1965年独立して間もないアフリカのルワンダにIMFから中央銀行の総裁として送り込まれた服部正也氏の、文字通り「総裁日記」です。
服部正也氏は、東京帝国大学法学部卒業後海軍予備学生となり、終戦を海軍大尉としてラバウルで迎え、1947年に復員して日本銀行に入行。1965年から71年までルワンダの中央銀行総裁、1972年に世界銀行に転出して80年に副総裁。
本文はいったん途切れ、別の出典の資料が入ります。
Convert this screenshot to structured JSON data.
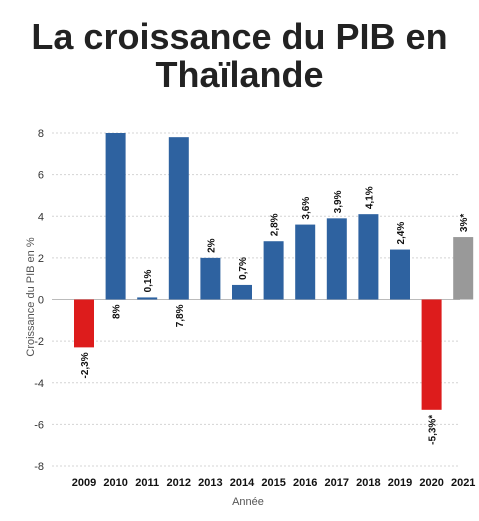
{
  "title": {
    "line1": "La croissance du PIB en",
    "line2": "Thaïlande"
  },
  "chart_data": {
    "type": "bar",
    "categories": [
      "2009",
      "2010",
      "2011",
      "2012",
      "2013",
      "2014",
      "2015",
      "2016",
      "2017",
      "2018",
      "2019",
      "2020",
      "2021"
    ],
    "values": [
      -2.3,
      8.0,
      0.1,
      7.8,
      2.0,
      0.7,
      2.8,
      3.6,
      3.9,
      4.1,
      2.4,
      -5.3,
      3.0
    ],
    "labels": [
      "-2,3%",
      "8%",
      "0,1%",
      "7,8%",
      "2%",
      "0,7%",
      "2,8%",
      "3,6%",
      "3,9%",
      "4,1%",
      "2,4%",
      "-5,3%*",
      "3%*"
    ],
    "bar_colors": [
      "#dd1c1c",
      "#2e62a0",
      "#2e62a0",
      "#2e62a0",
      "#2e62a0",
      "#2e62a0",
      "#2e62a0",
      "#2e62a0",
      "#2e62a0",
      "#2e62a0",
      "#2e62a0",
      "#dd1c1c",
      "#999999"
    ],
    "y_ticks": [
      "8",
      "6",
      "4",
      "2",
      "0",
      "-2",
      "-4",
      "-6",
      "-8"
    ],
    "xlabel": "Année",
    "ylabel": "Croissance du PIB en %",
    "ylim": [
      -8,
      8
    ],
    "grid": true
  }
}
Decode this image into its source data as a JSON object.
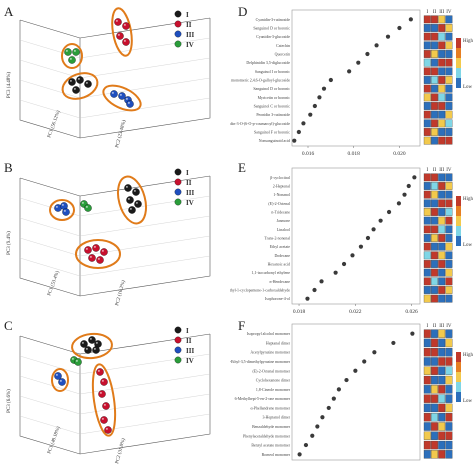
{
  "panels": {
    "A": {
      "letter": "A",
      "axes": {
        "x": "PC1 (56.12%)",
        "y": "PC2 (23.48%)",
        "z": "PC3 (4.48%)"
      },
      "legend": [
        "I",
        "II",
        "III",
        "IV"
      ]
    },
    "B": {
      "letter": "B",
      "axes": {
        "x": "PC1 (53.4%)",
        "y": "PC2 (16.2%)",
        "z": "PC3 (9.4%)"
      },
      "legend": [
        "I",
        "II",
        "III",
        "IV"
      ]
    },
    "C": {
      "letter": "C",
      "axes": {
        "x": "PC1 (48.18%)",
        "y": "PC2 (31.8%)",
        "z": "PC3 (6.6%)"
      },
      "legend": [
        "I",
        "II",
        "III",
        "IV"
      ]
    }
  },
  "group_colors": {
    "I": "#1a1a1a",
    "II": "#c8102e",
    "III": "#1f4fbf",
    "IV": "#2a9d3a"
  },
  "ellipse_color": "#e07b1a",
  "heat_colors": {
    "high": "#c0392b",
    "mid": "#f2c94c",
    "low": "#2c6fbb",
    "cyan": "#7fd6e6"
  },
  "chart_data": [
    {
      "panel": "D",
      "letter": "D",
      "type": "scatter",
      "categories": [
        "Cyanidin-3-rutinoside",
        "Sanguinol D or boronic",
        "Cyanidin-3-glucoside",
        "Catechin",
        "Quercetin",
        "Delphinidin 3,5-diglucoside",
        "Sanguinol I or boronic",
        "Oxidized monomeric 2,4,6-O-galloyl-glucoside",
        "Sanguinol D or boronic",
        "Myricetin or boronic",
        "Sanguinol C or boronic",
        "Peonidin 3-rutinoside",
        "Malvidin-3-O-(6-O-p-coumaroyl)-glucoside",
        "Sanguinol F or boronic",
        "Nonsanguinoid acid"
      ],
      "values": [
        0.0205,
        0.02,
        0.0195,
        0.019,
        0.0186,
        0.0182,
        0.0178,
        0.017,
        0.0167,
        0.0165,
        0.0163,
        0.0161,
        0.0158,
        0.0156,
        0.0154
      ],
      "xticks": [
        "0.016",
        "0.018",
        "0.020"
      ],
      "xlim": [
        0.0153,
        0.0209
      ],
      "legend_cols": [
        "I",
        "II",
        "III",
        "IV"
      ],
      "heatmap": [
        [
          3,
          3,
          2,
          0
        ],
        [
          0,
          0,
          3,
          2
        ],
        [
          3,
          3,
          1,
          0
        ],
        [
          0,
          0,
          3,
          2
        ],
        [
          3,
          2,
          0,
          0
        ],
        [
          1,
          0,
          3,
          3
        ],
        [
          3,
          3,
          0,
          0
        ],
        [
          0,
          1,
          3,
          2
        ],
        [
          3,
          0,
          2,
          0
        ],
        [
          2,
          3,
          1,
          0
        ],
        [
          0,
          3,
          3,
          0
        ],
        [
          3,
          0,
          0,
          2
        ],
        [
          0,
          3,
          2,
          1
        ],
        [
          3,
          2,
          0,
          0
        ],
        [
          2,
          0,
          3,
          3
        ]
      ],
      "scale_labels": {
        "high": "High",
        "low": "Low"
      }
    },
    {
      "panel": "E",
      "letter": "E",
      "type": "scatter",
      "categories": [
        "β-cyclocitral",
        "2-Heptenal",
        "1-Nonanol",
        "(E)-2-Octenal",
        "n-Tridecane",
        "Jasmone",
        "Linalool",
        "Trans-2-nonenal",
        "Ethyl acetate",
        "Dodecane",
        "Hexanoic acid",
        "1,1-isocarbonyl ethylene",
        "n-Hendecane",
        "5-Ethyl-1-cyclopentene-1-carboxaldehyde",
        "Isophorone-4-ol"
      ],
      "values": [
        0.0262,
        0.0258,
        0.0255,
        0.0251,
        0.0244,
        0.0238,
        0.0233,
        0.0229,
        0.0224,
        0.0218,
        0.0212,
        0.0206,
        0.0196,
        0.0191,
        0.0186
      ],
      "xticks": [
        "0.018",
        "0.022",
        "0.026"
      ],
      "xlim": [
        0.0175,
        0.0266
      ],
      "legend_cols": [
        "I",
        "II",
        "III",
        "IV"
      ],
      "heatmap": [
        [
          3,
          3,
          0,
          0
        ],
        [
          0,
          1,
          3,
          2
        ],
        [
          3,
          2,
          0,
          0
        ],
        [
          0,
          0,
          3,
          3
        ],
        [
          2,
          3,
          0,
          1
        ],
        [
          0,
          0,
          2,
          3
        ],
        [
          3,
          3,
          1,
          0
        ],
        [
          0,
          2,
          3,
          0
        ],
        [
          3,
          0,
          0,
          2
        ],
        [
          1,
          3,
          2,
          0
        ],
        [
          3,
          0,
          3,
          0
        ],
        [
          0,
          3,
          0,
          2
        ],
        [
          3,
          1,
          0,
          3
        ],
        [
          0,
          0,
          3,
          2
        ],
        [
          2,
          3,
          0,
          0
        ]
      ],
      "scale_labels": {
        "high": "High",
        "low": "Low"
      }
    },
    {
      "panel": "F",
      "letter": "F",
      "type": "scatter",
      "categories": [
        "Isopropyl alcohol monomer",
        "Heptanal dimer",
        "Acetylpyrazine monomer",
        "2-Ethyl-3,5-dimethylpyrazine monomer",
        "(E)-2-Octenal monomer",
        "Cyclohexanone dimer",
        "1,8-Cineole monomer",
        "6-Methylhept-5-en-2-one monomer",
        "α-Phellandrene monomer",
        "3-Heptanol dimer",
        "Benzaldehyde monomer",
        "Phenylacetaldehyde monomer",
        "Benzyl acetate monomer",
        "Borneol monomer"
      ],
      "values": [
        0.03,
        0.0285,
        0.027,
        0.0262,
        0.0255,
        0.0248,
        0.0242,
        0.0238,
        0.0234,
        0.0229,
        0.0225,
        0.0221,
        0.0216,
        0.0211
      ],
      "xticks": [],
      "xlim": [
        0.0205,
        0.0306
      ],
      "legend_cols": [
        "I",
        "II",
        "III",
        "IV"
      ],
      "heatmap": [
        [
          3,
          0,
          2,
          0
        ],
        [
          0,
          3,
          0,
          2
        ],
        [
          3,
          3,
          0,
          0
        ],
        [
          0,
          0,
          3,
          3
        ],
        [
          2,
          3,
          0,
          1
        ],
        [
          3,
          0,
          0,
          2
        ],
        [
          0,
          2,
          3,
          0
        ],
        [
          3,
          3,
          1,
          0
        ],
        [
          0,
          0,
          3,
          2
        ],
        [
          3,
          1,
          0,
          3
        ],
        [
          0,
          3,
          2,
          0
        ],
        [
          2,
          0,
          3,
          3
        ],
        [
          3,
          3,
          0,
          0
        ],
        [
          0,
          2,
          3,
          0
        ]
      ],
      "scale_labels": {
        "high": "High",
        "low": "Low"
      }
    }
  ]
}
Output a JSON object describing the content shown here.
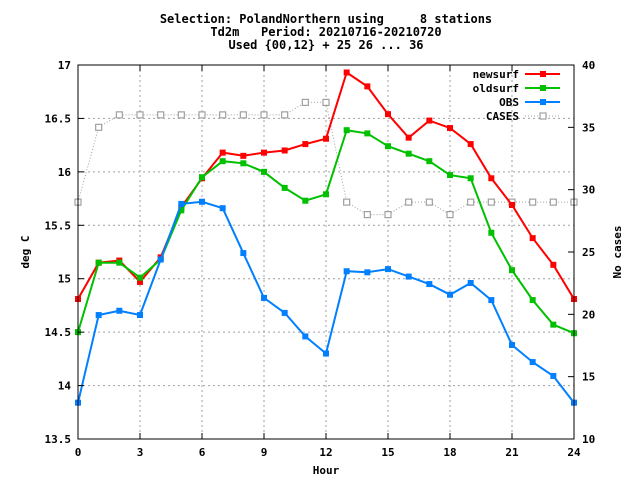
{
  "chart_data": {
    "type": "line",
    "title_lines": [
      "Selection: PolandNorthern using     8 stations",
      "Td2m   Period: 20210716-20210720",
      "Used {00,12} + 25 26 ... 36"
    ],
    "xlabel": "Hour",
    "ylabel": "deg C",
    "y2label": "No cases",
    "xlim": [
      0,
      24
    ],
    "ylim": [
      13.5,
      17
    ],
    "y2lim": [
      10,
      40
    ],
    "x_ticks": [
      "0",
      "3",
      "6",
      "9",
      "12",
      "15",
      "18",
      "21",
      "24"
    ],
    "y_ticks": [
      "13.5",
      "14",
      "14.5",
      "15",
      "15.5",
      "16",
      "16.5",
      "17"
    ],
    "y2_ticks": [
      "10",
      "15",
      "20",
      "25",
      "30",
      "35",
      "40"
    ],
    "grid": true,
    "legend_position": "top-right",
    "x": [
      0,
      1,
      2,
      3,
      4,
      5,
      6,
      7,
      8,
      9,
      10,
      11,
      12,
      13,
      14,
      15,
      16,
      17,
      18,
      19,
      20,
      21,
      22,
      23,
      24
    ],
    "series": [
      {
        "name": "newsurf",
        "color": "#ff0000",
        "axis": "left",
        "style": "solid",
        "marker": "square",
        "values": [
          14.81,
          15.15,
          15.17,
          14.97,
          15.2,
          15.67,
          15.94,
          16.18,
          16.15,
          16.18,
          16.2,
          16.26,
          16.31,
          16.93,
          16.8,
          16.54,
          16.32,
          16.48,
          16.41,
          16.26,
          15.94,
          15.69,
          15.38,
          15.13,
          14.81
        ]
      },
      {
        "name": "oldsurf",
        "color": "#00c000",
        "axis": "left",
        "style": "solid",
        "marker": "square",
        "values": [
          14.5,
          15.15,
          15.15,
          15.01,
          15.18,
          15.64,
          15.95,
          16.1,
          16.08,
          16.0,
          15.85,
          15.73,
          15.79,
          16.39,
          16.36,
          16.24,
          16.17,
          16.1,
          15.97,
          15.94,
          15.43,
          15.08,
          14.8,
          14.57,
          14.49
        ]
      },
      {
        "name": "OBS",
        "color": "#0080ff",
        "axis": "left",
        "style": "solid",
        "marker": "square",
        "values": [
          13.84,
          14.66,
          14.7,
          14.66,
          15.18,
          15.7,
          15.72,
          15.66,
          15.24,
          14.82,
          14.68,
          14.46,
          14.3,
          15.07,
          15.06,
          15.09,
          15.02,
          14.95,
          14.85,
          14.96,
          14.8,
          14.38,
          14.22,
          14.09,
          13.84
        ]
      },
      {
        "name": "CASES",
        "color": "#a0a0a0",
        "axis": "right",
        "style": "dotted",
        "marker": "open-square",
        "values": [
          29,
          35,
          36,
          36,
          36,
          36,
          36,
          36,
          36,
          36,
          36,
          37,
          37,
          29,
          28,
          28,
          29,
          29,
          28,
          29,
          29,
          29,
          29,
          29,
          29
        ]
      }
    ]
  }
}
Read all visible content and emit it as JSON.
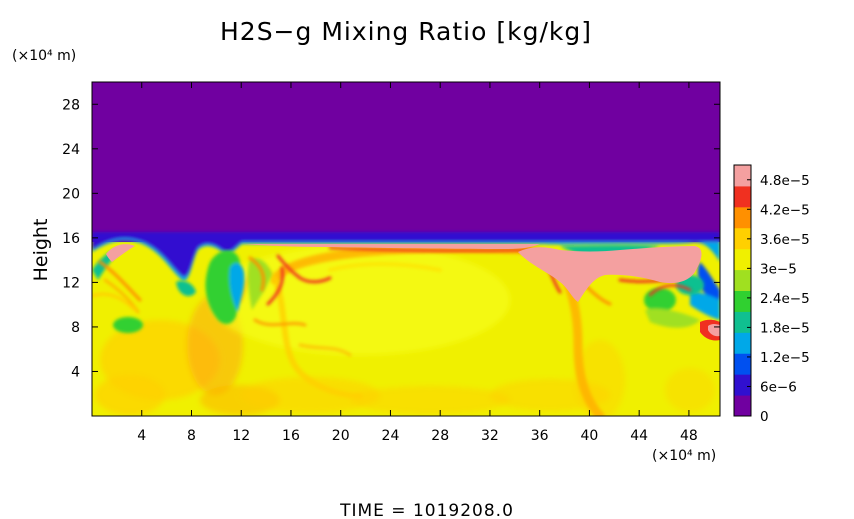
{
  "chart_data": {
    "type": "heatmap",
    "title": "H2S−g Mixing Ratio [kg/kg]",
    "xlabel": "",
    "ylabel": "Height",
    "x_unit": "(×10⁴ m)",
    "y_unit": "(×10⁴ m)",
    "xlim": [
      0,
      50.5
    ],
    "ylim": [
      0,
      30
    ],
    "x_ticks": [
      "4",
      "8",
      "12",
      "16",
      "20",
      "24",
      "28",
      "32",
      "36",
      "40",
      "44",
      "48"
    ],
    "y_ticks": [
      "4",
      "8",
      "12",
      "16",
      "20",
      "24",
      "28"
    ],
    "footer": "TIME  =  1019208.0",
    "colorbar": {
      "min": 0,
      "max": 5.1e-05,
      "ticks": [
        "0",
        "6e−6",
        "1.2e−5",
        "1.8e−5",
        "2.4e−5",
        "3e−5",
        "3.6e−5",
        "4.2e−5",
        "4.8e−5"
      ],
      "colors": [
        "#7000a0",
        "#3010d0",
        "#0050f0",
        "#00a8e8",
        "#10c090",
        "#30d030",
        "#a0e020",
        "#f0f000",
        "#ffd000",
        "#ff9000",
        "#f03020",
        "#f4a0a0"
      ]
    },
    "fields": {
      "above_cloud_top": 0,
      "cloud_top_height": 15.5,
      "interior_typical": 3.5e-05,
      "max_layer": 4.9e-05
    }
  }
}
諸々の社長や会長を歴任し、1999年に亡くられました。
ルワンダはアフリカ中央やや東寄りにある小さな国です。
ウガンダ、タンザニア、ブルンジ、コンゴ民主共和国に囲まれています。
1964年にベルギーが正式に独立を承認。
著者服部氏が着任したのはその翌年です。
以後経済発展を遂げてアフリカの優等生とまで言われるようになりましたが、1994年に100万人とも言われる大虐殺があり、世界を驚かせたことがあります。
本書は著者がルワンダ中央銀行から帰任した後1972年に出版されました。
日本はまだ1ドル360円で固定で海外旅行なんて高嶺の花の時代でした。
服部氏が独立したばかりの異国の地において、何を目指しそのために何が課題なのかを設定するプロセス、そして課題を見つけるために自分の目と耳と足を使って事実と向き合う行動は、まさに起業家魂に通ずるものを感じます。
社会貢献を軸とした応援される企業ビジョン
自分たちの権益を増やすことが主目的だった欧州の植民地政策とは逆に、ルワンダ人にとって幸せな方向を目指すことを自分の使命としていました。
データや定性的な事実関係を収集しそこから深く考察・分析をして判断材料にするという的確な判断基準
ルワンダ国民のためになる施策をつくるためには、ルワンダ国民のことを知らないとできない、と在留している先輩外国人商人ではなく、ルワンダ人と直接交流することで実態をつかもうとしていました。
上手に人を活用するための高いコミュニケーション能力
大統領を始めとしてときには抵抗勢力となる外国人商人や資金提供国の重鎮、国内のルワンダ人大臣などキーパーソンとじっくり話をしてたくさんの味方をつくっていました。
現場を理解できる確かな技術力
20年もの中央銀行の実務経験を始め、現地の人の技術がたりていないため総裁自ら仕訳をするなど、実務・現場にとても明るかったため、細部までチェックをすることが可能でした。
強いメンタル
技術面だけでなく、困難な状況でもへこたれない胆力、ルワンダ国民、家族といった大切な人たちを守りたいという愛情、面倒なことでも必要であれば厭わないという忍耐力、といったメンタル面の強さも伝わってきます。
もう50年も前のことですが、こういう方が今の世でもいていただけると、その組織は生き生きとして活動するんじゃないか、そんな気がしました。